Para Joesley, o que a companhia faz fora do país é exemplo para o que deverá ser a empresa no mercado interno. "Em outros países fora do Brasil, fomos capazes de expandir nossos negócios sem transgredir valores éticos", acrescenta o empresário.
A narrativa da JBS é uma tentativa de blindar as operações no exterior, justamente o coração dos negócios da subsidiária da JBS Foods International. A subsidiária sediada na Holanda reúne todas as operações da JBS, exceto a área de carne bovina no Brasil. Com isso, os Estados Unidos se tornam ainda mais importantes.
No curto prazo, os EUA também são o trunfo da companhia, conforme analistas. "Quando o negócio de bovinos nos EUA está gerando caixa, a empresa gera caixa. E esse é o caso agora", afirmou uma fonte, enfatizando que a JBS USA Beef é a frente de negócios mais relevante da empresa, responsável por 40% da receita líquida e 25% do Ebitda.
De fato, as perspectivas para esse negócio são positivas, provavelmente as melhores desde que a JBS aportou nos EUA, em 2007. Após anos com o preço do boi gordo nas alturas por conta de uma severa estiagem e do consumo mais fraco em razão da crise mundial, a oferta de gado finalmente se recompôs, e a demanda agora está aquecida.
Nesse cenário, as operações nos EUA devem dar uma contribuição "robusta" para a JBS no segundo semestre, como Wesley Batista indicou na terça-feira, em teleconferência com analistas. A partir dos EUA, a JBS espera reduzir seu índice de alavancagem (relação entre dívida líquida e Ebitda), que chegou a 4,2 vezes.
No Brasil, no entanto, há desafios, principalmente no negócio de bovinos. Diante do perfil conservador dos pecuaristas, a avaliação de empresários e executivos do segmento consultados pelo Valor é que muitos deles só venderão boi à vista para a companhia. Normalmente, o prazo de pagamento é 30 dias. "Isso machuca o capital de giro", avaliou um executivo do setor.
Mas há atenuantes.
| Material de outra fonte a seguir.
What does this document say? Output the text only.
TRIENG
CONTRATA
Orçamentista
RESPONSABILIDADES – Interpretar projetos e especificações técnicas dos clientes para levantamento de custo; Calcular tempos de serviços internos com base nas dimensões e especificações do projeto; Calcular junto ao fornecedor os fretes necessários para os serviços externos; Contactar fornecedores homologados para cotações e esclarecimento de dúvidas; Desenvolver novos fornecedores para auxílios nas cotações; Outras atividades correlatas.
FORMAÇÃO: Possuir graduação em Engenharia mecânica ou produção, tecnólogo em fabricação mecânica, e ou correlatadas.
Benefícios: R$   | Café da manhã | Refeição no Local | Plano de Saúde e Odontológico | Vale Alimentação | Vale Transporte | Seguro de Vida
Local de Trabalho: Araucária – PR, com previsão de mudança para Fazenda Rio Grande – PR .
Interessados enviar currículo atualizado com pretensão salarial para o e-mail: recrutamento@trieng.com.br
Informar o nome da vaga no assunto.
Na prática, observou um analista, a empresa já tinha adotado prazos de pagamento mais curtos por causa da reação dos pecuaristas à Operação Carne Fraca e também ao frequente noticiário policial envolvendo sobretudo a J&F, controladora da empresa.
Além disso, vale notar que a JBS Mercosul - que reúne as operações de carne bovina na América do Sul - representa apenas 16,5% da receita da empresa. Ainda no Brasil, as perspectivas da Seara são melhores. Com a queda dos preços do milho, há um alívio dos custos de produção, o que reduz a necessidade de capital de giro para esse negócio. Em geral, os grãos representam em torno de 30% dos custos de produção da indústria de carne de frango e carne suína. Com informações do Valor.